A Adapar também está estudando e categorizando as criações de suínos em níveis de exigências sanitárias, conforme a quantidade e a forma de produção. Segundo Dias, áreas sem regulamentação normativa estão sujeitas a instabilidades passageiras. Por isso a importância de ampliar o nível de organização de uma cadeia produtiva e reforçar a interação entre o serviço público e o privado.

“Nossa primeira normativa tem a intenção de ‘blindar' na medida de sua realidade essas atividades que tanto valoram e edificam a diversidade produtiva da nossa agricultura paranaense” completa Dias.

O chefe de Divisão de Sanidade dos Suínos da Adapar, João Humberto Teotônio de Castro, informou que está para ser divulgada pela agência paranaense a primeira portaria do Brasil sobre o assunto, em trabalho conjunto com a Universidade Federal do Paraná (UFPR) e Universidade Estadual de Ponta Grossa (UEPG). “Ela estabelece exigências básicas de biosseguridade para a suinocultura não tecnificada e de subsistência”, afirmou Teotônio.

A portaria de biosseguridade básica para a criação do porco moura estabelecerá níveis adaptados ao número de animais, permitindo uma melhor adequação das exigências para cada tipo de produtor.

DESTAQUE — Entusiasta e criador da raça na região dos Campos Gerais, onde desenvolve uma reserva genética ao longo dos últimos dez anos por meio do manejo extensivo de alta qualidade, Herculano Lisboa disse que o Paraná está deixando um legado no setor.

“Ele está no Brasil há mais de 500 anos e se adaptou. Nosso porco não fica doente, não é vacinado”, frisou Lisboa, que também é farmacêutico e bioquímico de formação. A criação foi implementada em sua propriedade com o apoio e orientação do “Projeto Porco Moura” sob comando do professor Marson Bruck Warpechowski, da UFPR.

“O porco moura tem um ótimo apelo comercial, é um patrimônio brasileiro que precisa ser preservado. É reconhecido como um animal único, é um produto do nosso meio, com origem genética espanhola”, lembrou o docente, que também participou do debate.
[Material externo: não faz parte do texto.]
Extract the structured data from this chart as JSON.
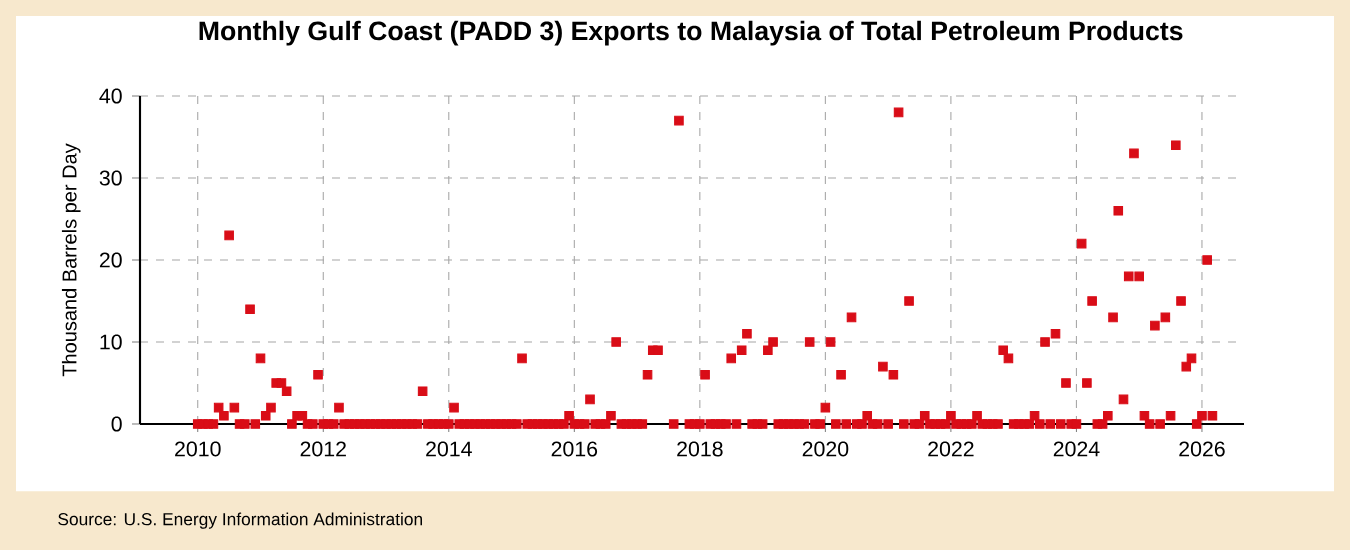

Trazida ao Brasil por portugueses e espanhóis durante o período colonial, o moura quase entrou em extinção nos últimos anos.

RESGATE — A zootecnista Maria Marta Loddi, professora da UEPG, explicou o processo de resgate. “Fizemos um mapeamento no Paraná, onde existiam poucos núcleos de criadores, e introduzimos materiais genéticos de Santa Catarina, da Embrapa, e do Rio Grande do Sul. Dessa forma aumentamos o número de criadores no Estado e estamos salvando a raça da extinção”, informou. O resgate da raça é um dos focos de projeto da UEPG, em parceria com a UFPR.
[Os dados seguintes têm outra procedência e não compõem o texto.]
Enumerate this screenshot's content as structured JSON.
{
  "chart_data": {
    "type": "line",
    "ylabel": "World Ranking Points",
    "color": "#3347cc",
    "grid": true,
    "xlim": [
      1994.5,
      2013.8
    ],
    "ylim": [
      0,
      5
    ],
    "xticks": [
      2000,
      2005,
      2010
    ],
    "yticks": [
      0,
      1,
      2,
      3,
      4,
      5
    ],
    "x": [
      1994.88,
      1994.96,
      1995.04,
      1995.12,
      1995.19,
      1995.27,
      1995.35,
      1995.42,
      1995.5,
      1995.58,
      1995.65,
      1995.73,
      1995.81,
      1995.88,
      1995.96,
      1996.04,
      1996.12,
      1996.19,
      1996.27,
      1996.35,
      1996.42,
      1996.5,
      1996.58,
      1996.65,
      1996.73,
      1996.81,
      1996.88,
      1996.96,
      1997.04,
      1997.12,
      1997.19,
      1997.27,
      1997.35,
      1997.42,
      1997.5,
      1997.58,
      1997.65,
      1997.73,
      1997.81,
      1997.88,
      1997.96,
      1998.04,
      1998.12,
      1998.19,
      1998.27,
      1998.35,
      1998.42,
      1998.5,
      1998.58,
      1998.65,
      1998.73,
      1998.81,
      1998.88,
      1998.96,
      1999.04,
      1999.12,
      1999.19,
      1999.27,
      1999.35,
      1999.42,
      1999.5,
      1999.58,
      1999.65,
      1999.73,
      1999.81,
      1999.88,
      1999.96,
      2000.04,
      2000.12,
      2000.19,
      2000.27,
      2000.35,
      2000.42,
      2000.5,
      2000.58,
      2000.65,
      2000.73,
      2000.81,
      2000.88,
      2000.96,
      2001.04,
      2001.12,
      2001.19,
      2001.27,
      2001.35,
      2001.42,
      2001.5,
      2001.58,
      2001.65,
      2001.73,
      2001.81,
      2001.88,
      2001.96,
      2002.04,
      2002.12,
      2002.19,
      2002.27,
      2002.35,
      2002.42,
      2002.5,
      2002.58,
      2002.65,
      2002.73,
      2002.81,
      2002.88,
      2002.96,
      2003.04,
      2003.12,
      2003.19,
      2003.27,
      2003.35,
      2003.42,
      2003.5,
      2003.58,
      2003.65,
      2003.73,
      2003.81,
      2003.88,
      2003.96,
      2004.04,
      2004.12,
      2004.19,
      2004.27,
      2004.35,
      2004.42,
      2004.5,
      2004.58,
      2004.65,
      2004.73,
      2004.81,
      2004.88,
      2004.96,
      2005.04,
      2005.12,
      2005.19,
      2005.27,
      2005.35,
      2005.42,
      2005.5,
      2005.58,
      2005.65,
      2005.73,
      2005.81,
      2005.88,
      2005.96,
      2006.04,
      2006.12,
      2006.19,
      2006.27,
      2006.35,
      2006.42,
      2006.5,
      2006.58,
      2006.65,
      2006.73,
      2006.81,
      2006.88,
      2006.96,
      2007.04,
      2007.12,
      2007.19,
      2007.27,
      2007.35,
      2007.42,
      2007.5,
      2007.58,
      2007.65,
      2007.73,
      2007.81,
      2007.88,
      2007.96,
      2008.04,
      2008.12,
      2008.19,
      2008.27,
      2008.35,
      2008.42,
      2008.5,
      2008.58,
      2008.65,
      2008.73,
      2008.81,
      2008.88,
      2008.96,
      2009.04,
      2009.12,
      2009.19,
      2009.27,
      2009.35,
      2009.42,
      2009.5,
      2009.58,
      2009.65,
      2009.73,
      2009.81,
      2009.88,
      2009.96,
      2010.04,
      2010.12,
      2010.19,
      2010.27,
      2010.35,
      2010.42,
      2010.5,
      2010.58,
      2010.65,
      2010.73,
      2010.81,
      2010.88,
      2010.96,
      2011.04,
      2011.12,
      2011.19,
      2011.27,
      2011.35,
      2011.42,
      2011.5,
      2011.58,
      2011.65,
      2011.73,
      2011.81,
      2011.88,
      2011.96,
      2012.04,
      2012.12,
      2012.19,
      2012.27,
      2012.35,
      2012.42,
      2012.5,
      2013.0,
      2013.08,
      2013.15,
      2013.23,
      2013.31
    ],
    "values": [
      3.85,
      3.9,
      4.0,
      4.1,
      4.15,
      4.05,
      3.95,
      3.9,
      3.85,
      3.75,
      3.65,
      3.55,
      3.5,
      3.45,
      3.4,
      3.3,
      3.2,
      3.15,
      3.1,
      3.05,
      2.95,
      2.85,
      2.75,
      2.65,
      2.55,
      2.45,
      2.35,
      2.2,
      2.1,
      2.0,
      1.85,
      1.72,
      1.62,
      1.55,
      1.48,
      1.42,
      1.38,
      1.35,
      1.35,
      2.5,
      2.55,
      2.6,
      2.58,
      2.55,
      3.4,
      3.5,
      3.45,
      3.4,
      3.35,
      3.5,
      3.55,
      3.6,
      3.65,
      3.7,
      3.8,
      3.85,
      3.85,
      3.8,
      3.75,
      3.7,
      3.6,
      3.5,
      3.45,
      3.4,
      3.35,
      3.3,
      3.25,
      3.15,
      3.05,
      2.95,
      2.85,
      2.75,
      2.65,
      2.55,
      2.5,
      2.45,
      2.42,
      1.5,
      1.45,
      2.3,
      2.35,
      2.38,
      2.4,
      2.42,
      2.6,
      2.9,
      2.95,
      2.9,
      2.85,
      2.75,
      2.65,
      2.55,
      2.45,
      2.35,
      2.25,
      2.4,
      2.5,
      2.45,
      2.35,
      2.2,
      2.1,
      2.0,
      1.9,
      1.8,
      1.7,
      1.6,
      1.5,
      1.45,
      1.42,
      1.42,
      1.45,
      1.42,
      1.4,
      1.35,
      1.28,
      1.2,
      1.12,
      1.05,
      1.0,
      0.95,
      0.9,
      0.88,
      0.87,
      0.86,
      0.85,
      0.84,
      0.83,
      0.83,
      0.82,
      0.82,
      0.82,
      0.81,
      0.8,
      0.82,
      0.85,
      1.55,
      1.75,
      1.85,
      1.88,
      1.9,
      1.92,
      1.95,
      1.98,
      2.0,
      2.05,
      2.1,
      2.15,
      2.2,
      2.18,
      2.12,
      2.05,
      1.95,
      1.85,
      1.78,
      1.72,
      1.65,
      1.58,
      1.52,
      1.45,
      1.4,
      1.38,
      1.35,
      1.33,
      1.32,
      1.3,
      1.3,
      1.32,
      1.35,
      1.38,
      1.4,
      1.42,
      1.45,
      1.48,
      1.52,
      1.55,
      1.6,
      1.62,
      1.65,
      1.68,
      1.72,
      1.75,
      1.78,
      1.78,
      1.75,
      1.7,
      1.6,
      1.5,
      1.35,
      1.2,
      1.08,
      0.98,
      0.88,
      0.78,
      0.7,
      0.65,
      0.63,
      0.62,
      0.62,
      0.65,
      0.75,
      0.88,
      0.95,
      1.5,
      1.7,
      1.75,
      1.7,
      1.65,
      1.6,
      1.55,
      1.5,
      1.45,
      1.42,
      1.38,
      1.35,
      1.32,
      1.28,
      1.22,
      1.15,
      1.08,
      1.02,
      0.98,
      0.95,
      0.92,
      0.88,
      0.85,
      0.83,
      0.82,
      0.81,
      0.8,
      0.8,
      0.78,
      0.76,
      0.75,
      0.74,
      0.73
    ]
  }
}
“Valorizar a biodiversidade é de suma importância”, afirmou o agricultor Divo Molinnari, que preside a Associação Paranaenses de Criadores de Porco Moura. Para ele, é essencial que as instituições públicas ofereçam apoio técnico e financeiro para os criadores poderem dar continuidade às atividades em suas granjas. “Enfrentamos muitos desafios”, enfatizou, ao considerar o debate um momento histórico para o setor.
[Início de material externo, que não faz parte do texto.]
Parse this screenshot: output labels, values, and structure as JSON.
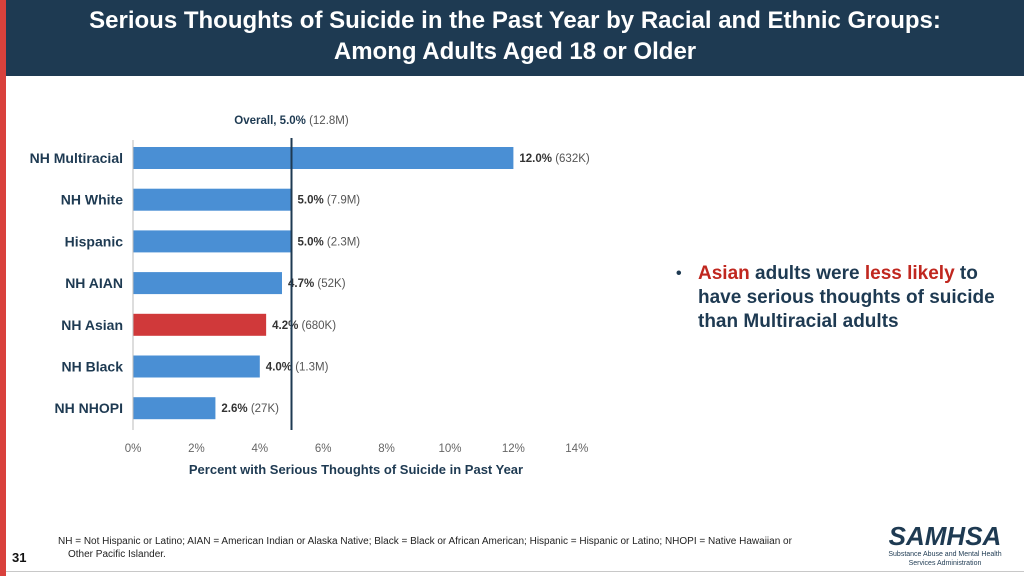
{
  "header": {
    "title_line1": "Serious Thoughts of Suicide in the Past Year by Racial and Ethnic Groups:",
    "title_line2": "Among Adults Aged 18 or Older"
  },
  "chart_data": {
    "type": "bar",
    "orientation": "horizontal",
    "categories": [
      "NH Multiracial",
      "NH White",
      "Hispanic",
      "NH AIAN",
      "NH Asian",
      "NH Black",
      "NH NHOPI"
    ],
    "values": [
      12.0,
      5.0,
      5.0,
      4.7,
      4.2,
      4.0,
      2.6
    ],
    "value_labels": [
      "12.0%",
      "5.0%",
      "5.0%",
      "4.7%",
      "4.2%",
      "4.0%",
      "2.6%"
    ],
    "counts": [
      "(632K)",
      "(7.9M)",
      "(2.3M)",
      "(52K)",
      "(680K)",
      "(1.3M)",
      "(27K)"
    ],
    "highlight": "NH Asian",
    "bar_color": "#4a8fd4",
    "highlight_color": "#d0393a",
    "reference_line": {
      "value": 5.0,
      "label": "Overall, 5.0%",
      "count": "(12.8M)"
    },
    "xlim": [
      0,
      14
    ],
    "xticks": [
      "0%",
      "2%",
      "4%",
      "6%",
      "8%",
      "10%",
      "12%",
      "14%"
    ],
    "xlabel": "Percent with Serious Thoughts of Suicide in Past Year",
    "ylabel": ""
  },
  "bullet": {
    "part1": "Asian",
    "part2": " adults were ",
    "part3": "less likely",
    "part4": " to have serious thoughts of suicide than Multiracial adults"
  },
  "footnote": {
    "line1": "NH = Not Hispanic or Latino; AIAN = American Indian or Alaska Native; Black = Black or African American; Hispanic = Hispanic or Latino; NHOPI = Native Hawaiian or",
    "line2": "Other Pacific Islander."
  },
  "page_number": "31",
  "logo": {
    "name": "SAMHSA",
    "subtitle_line1": "Substance Abuse and Mental Health",
    "subtitle_line2": "Services Administration"
  },
  "colors": {
    "header_bg": "#1e3a52",
    "accent_red": "#c0271f",
    "left_bar": "#d9413c"
  }
}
RAÇA — O porco moura, originada no Brasil a partir dos porcos domésticos trazidos no início da colonização, é uma raça criada ao ar livre, sem confinamento, e pequenos rebanhos já foram identificados em pelo menos 21 municípios do Paraná, principalmente no Sul, Sudoeste, Campos Gerais e Centro do Estado, além da Região Metropolitana de Curitiba. A raça predominante no Sul do País é tradicionalmente criada de maneira rústica, solta em pastagens e florestas nativas.

As características marcantes dos suínos atraem cada vez mais chefs de cozinha e açougues gourmets. Com peso adulto de até 300 quilos, o moura é uma das maiores raças em tamanho no Brasil. Tem pelagem escura entremeada de pelos claros e uma estrela na testa que lhe dá nome em algumas regiões.

SEAGRI — Participaram da audiência representantes do Sistema Estadual de Agricultura (Seagri). Estiveram na audiência Breno Menezes de Souza, diretor do Departamento de Florestas Plantadas da Secretaria da Agricultura e Abastecimento (Seab); Diniz Dias, diretor interino do Instituto de Desenvolvimento Rural do Paraná-Iapar-Emater (IDR-Paraná).